Embora possamos nos deixar embalar por exemplos positivos que vêm se multiplicando, cabe destacar aqui pesquisas que evidenciam o longo caminho ainda a ser percorrido. Os primeiros resultados do Mapeamento de curadores negros, negras e indígenas, realizado de modo colaborativo através das redes sociais com a coordenação de Luciara Ribeiro e divulgado em parceria com o Projeto Afro e o Coletivo Trabalhadores de Arte, demonstra que mesmo com o aumento das contratações de curadores não brancos e com a abertura de exposições que contam com a participação desses profissionais, dos 76 curadores negros e dos 20 indígenas listados, 80% deles atuam de maneira independente/autonoma, sem vínculos efetivos com as instituições museais, artísticas e culturais. Sem desconsiderar as escolhas pessoais de cada um, esse dado revela baixa taxa de empregabilidade formal dos curadores negros e indígenas.

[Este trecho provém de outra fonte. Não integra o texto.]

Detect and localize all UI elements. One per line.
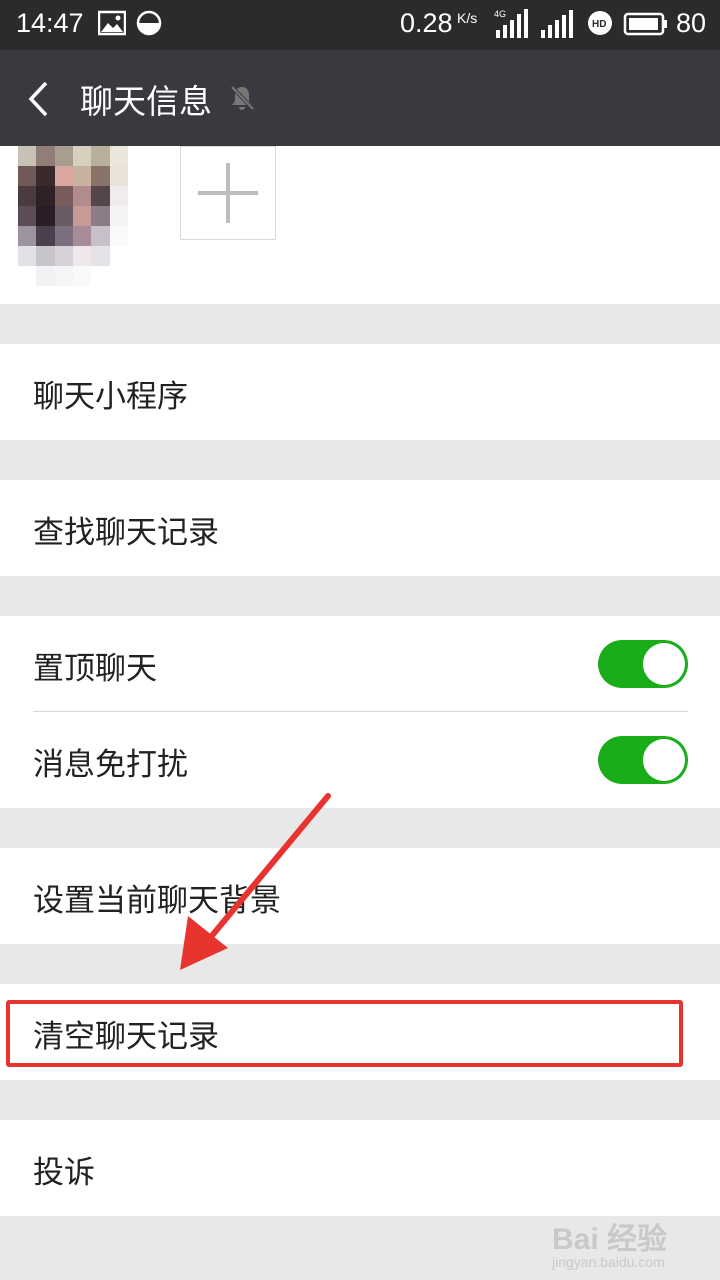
nav-bar: 聊天信息 (0, 50, 720, 146)
battery-level: 80 (676, 8, 707, 38)
watermark-brand: Bai 经验 (552, 1223, 668, 1256)
hd-icon: HD (587, 10, 613, 41)
cell-set-background[interactable]: 设置当前聊天背景 (0, 848, 720, 944)
red-arrow-annotation (170, 790, 340, 984)
svg-text:HD: HD (592, 19, 606, 30)
battery-icon (623, 12, 669, 41)
cell-label: 聊天小程序 (33, 379, 188, 415)
status-time: 14:47 (16, 8, 84, 38)
image-notification-icon (97, 10, 127, 41)
plus-icon (198, 163, 258, 227)
baidu-jingyan-watermark: Bai 经验 jingyan.baidu.com (552, 1214, 712, 1274)
toggle-knob (643, 739, 685, 781)
signal-4g-icon: 4G (493, 8, 529, 45)
back-arrow-icon[interactable] (26, 80, 50, 122)
cell-report[interactable]: 投诉 (0, 1120, 720, 1216)
watermark-url: jingyan.baidu.com (552, 1254, 665, 1270)
page-title: 聊天信息 (80, 82, 212, 121)
cell-search-history[interactable]: 查找聊天记录 (0, 480, 720, 576)
add-member-button[interactable] (180, 146, 276, 240)
sync-notification-icon (136, 10, 162, 41)
cell-mini-program[interactable]: 聊天小程序 (0, 344, 720, 440)
network-speed: 0.28 (400, 8, 453, 38)
cell-label: 置顶聊天 (33, 651, 157, 687)
cell-label: 投诉 (33, 1155, 95, 1191)
cell-sticky-chat: 置顶聊天 (0, 616, 720, 712)
cell-mute-notifications: 消息免打扰 (0, 712, 720, 808)
highlight-box (6, 1000, 683, 1067)
network-speed-unit: K/s (457, 10, 478, 26)
status-bar: 14:47 0.28 K/s 4G HD 80 (0, 0, 720, 50)
sticky-chat-toggle[interactable] (598, 640, 688, 688)
muted-bell-icon (228, 84, 256, 116)
cell-label: 查找聊天记录 (33, 515, 219, 551)
toggle-knob (643, 643, 685, 685)
cell-label: 消息免打扰 (33, 747, 188, 783)
members-area (0, 146, 720, 304)
member-avatar[interactable] (18, 146, 128, 286)
mute-notifications-toggle[interactable] (598, 736, 688, 784)
svg-text:4G: 4G (494, 9, 506, 19)
signal-icon (540, 9, 576, 44)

A MUNA, Mulheres Negras nas Artes, fundada por Fabíola Rodrigues e Mariana de Matos, lançou em 2017 uma pesquisa precursora em evidenciar a grande desigualdade de raça e gênero existente no sistema das artes no Brasil. Os resultados, divulgados na página da MUNA no Facebook, informam que nas 30ª, 31ª e 32ª Bienais de São Paulo, por exemplo, participaram 390 artistas, entre os quais 45 mulheres, das quais apenas quatro artistas negras. A pesquisa também levantou números do mercado de arte: uma amostra de 5 galerias do Sudeste (A Gentil Carioca, Celma Albuquerque, Mendes Wood DM, Nara Roesler e Vermelho) computava um total de 160 artistas representados, entre os quais 56 eram mulheres e apenas 1 artista negra.

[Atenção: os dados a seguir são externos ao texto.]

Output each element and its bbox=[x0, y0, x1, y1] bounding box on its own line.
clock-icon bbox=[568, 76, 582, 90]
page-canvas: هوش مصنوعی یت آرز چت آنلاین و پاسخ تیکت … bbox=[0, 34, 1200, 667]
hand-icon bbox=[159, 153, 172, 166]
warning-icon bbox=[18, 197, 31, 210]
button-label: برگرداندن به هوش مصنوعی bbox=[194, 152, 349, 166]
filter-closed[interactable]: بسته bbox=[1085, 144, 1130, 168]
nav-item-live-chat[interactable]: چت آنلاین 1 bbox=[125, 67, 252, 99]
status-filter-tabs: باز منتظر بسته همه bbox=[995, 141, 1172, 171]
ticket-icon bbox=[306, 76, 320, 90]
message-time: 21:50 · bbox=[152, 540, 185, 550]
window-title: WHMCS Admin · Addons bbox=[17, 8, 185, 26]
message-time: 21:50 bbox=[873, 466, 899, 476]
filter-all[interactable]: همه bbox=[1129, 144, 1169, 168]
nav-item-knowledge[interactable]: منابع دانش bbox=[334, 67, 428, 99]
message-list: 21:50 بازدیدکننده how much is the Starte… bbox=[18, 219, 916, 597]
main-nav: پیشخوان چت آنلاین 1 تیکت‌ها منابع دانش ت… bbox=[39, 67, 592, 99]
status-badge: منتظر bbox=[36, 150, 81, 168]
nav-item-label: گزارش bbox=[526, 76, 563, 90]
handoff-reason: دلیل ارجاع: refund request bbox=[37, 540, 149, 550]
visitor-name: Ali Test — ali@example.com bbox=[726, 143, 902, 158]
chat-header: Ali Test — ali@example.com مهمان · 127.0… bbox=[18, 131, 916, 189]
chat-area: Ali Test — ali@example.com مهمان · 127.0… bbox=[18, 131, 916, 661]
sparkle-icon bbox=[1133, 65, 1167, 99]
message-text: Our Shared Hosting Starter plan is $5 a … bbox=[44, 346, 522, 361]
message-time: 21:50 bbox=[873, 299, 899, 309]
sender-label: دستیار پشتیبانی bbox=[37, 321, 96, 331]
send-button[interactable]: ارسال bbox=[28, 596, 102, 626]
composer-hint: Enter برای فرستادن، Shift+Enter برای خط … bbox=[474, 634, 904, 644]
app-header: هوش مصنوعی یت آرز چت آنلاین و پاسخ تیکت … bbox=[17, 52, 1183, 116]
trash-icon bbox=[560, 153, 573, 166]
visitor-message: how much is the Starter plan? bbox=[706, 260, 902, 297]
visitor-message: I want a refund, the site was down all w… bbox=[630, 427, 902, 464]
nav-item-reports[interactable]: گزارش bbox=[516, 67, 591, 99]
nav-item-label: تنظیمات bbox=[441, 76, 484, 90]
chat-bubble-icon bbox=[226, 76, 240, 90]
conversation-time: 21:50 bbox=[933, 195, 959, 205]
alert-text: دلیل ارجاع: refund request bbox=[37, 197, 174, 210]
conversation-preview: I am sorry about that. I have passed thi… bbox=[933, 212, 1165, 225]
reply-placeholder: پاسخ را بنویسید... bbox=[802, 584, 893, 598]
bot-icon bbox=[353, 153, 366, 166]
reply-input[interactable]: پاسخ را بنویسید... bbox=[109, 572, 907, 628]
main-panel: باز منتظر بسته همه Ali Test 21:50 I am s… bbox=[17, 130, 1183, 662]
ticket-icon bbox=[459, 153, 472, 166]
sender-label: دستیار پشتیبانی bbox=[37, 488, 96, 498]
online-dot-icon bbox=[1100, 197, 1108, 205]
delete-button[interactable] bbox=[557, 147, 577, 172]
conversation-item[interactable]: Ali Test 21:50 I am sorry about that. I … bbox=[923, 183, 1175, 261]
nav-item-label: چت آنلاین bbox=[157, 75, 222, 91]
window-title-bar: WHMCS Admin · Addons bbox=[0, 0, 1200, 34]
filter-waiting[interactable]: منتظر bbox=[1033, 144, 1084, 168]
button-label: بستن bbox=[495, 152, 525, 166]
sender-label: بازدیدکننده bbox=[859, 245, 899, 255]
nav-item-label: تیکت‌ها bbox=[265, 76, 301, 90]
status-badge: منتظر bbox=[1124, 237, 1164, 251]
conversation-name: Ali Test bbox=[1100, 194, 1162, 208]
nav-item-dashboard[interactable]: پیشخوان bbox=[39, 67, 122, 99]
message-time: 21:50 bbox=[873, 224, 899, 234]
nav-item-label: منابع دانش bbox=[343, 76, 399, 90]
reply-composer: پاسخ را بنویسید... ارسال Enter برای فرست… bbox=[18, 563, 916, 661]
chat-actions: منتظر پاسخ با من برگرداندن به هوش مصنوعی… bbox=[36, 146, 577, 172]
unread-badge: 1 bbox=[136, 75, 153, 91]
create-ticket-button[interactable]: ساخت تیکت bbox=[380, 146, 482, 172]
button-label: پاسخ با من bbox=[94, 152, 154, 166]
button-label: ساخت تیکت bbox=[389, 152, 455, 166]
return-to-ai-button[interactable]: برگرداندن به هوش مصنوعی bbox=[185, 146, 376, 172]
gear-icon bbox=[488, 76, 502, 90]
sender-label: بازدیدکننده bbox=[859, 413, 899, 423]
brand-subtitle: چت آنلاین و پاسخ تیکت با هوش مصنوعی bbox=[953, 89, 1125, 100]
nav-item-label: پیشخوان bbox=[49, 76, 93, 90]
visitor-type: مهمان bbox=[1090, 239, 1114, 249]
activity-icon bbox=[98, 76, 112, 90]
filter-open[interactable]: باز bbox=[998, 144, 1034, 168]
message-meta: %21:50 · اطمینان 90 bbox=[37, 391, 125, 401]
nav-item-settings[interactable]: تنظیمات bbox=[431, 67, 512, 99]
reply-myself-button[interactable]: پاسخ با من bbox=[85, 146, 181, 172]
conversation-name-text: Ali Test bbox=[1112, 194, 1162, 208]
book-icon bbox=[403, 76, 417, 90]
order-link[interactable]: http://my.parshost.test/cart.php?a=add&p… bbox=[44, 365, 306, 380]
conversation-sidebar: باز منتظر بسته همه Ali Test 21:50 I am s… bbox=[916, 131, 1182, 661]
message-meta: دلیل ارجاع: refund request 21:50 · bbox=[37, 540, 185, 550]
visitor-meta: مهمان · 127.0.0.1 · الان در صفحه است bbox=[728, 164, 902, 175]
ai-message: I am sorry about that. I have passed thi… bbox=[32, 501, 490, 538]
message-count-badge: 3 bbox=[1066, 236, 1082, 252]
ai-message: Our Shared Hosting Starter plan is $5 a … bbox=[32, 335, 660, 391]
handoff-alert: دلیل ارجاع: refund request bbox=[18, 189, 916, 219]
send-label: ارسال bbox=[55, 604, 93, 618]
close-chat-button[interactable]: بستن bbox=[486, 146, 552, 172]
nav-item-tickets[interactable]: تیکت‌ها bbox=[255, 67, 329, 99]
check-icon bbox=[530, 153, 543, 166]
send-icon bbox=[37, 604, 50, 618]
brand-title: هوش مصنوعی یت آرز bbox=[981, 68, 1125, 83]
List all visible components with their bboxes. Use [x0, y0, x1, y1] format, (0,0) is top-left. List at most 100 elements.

Uma pesquisa mais recente, desenvolvida pelo artista, curador e pesquisador Alan Ariê, em 2019, mapeou as diferenças de gênero, raça e local de nascimento de 619 artistas representados por 24 galerias da cidade de São Paulo, e foi divulgada através de um perfil criado nas redes sociais, o Negrestudo. Um dado que diz muito sobre a reatividade do mercado de arte em tratar do tema foi a recusa expressa de algumas galerias contatadas em participar do levantamento. Quando da divulgação dos resultados, algumas das galerias marcadas nas redes sociais se desmascaram, evidenciando incômodo com o tema e os resultados, que apontam, por exemplo, que entre os “619 nomes levantados pela pesquisa, apenas 46 pessoas não são brancas. Destas, 27 são pessoas negras – 23 homens e apenas 4 mulheres; 14 são pessoas asiáticas – 9 homens e 5 mulheres; 4 são pardas – todos homens; e apenas 1 pessoa é indígena.”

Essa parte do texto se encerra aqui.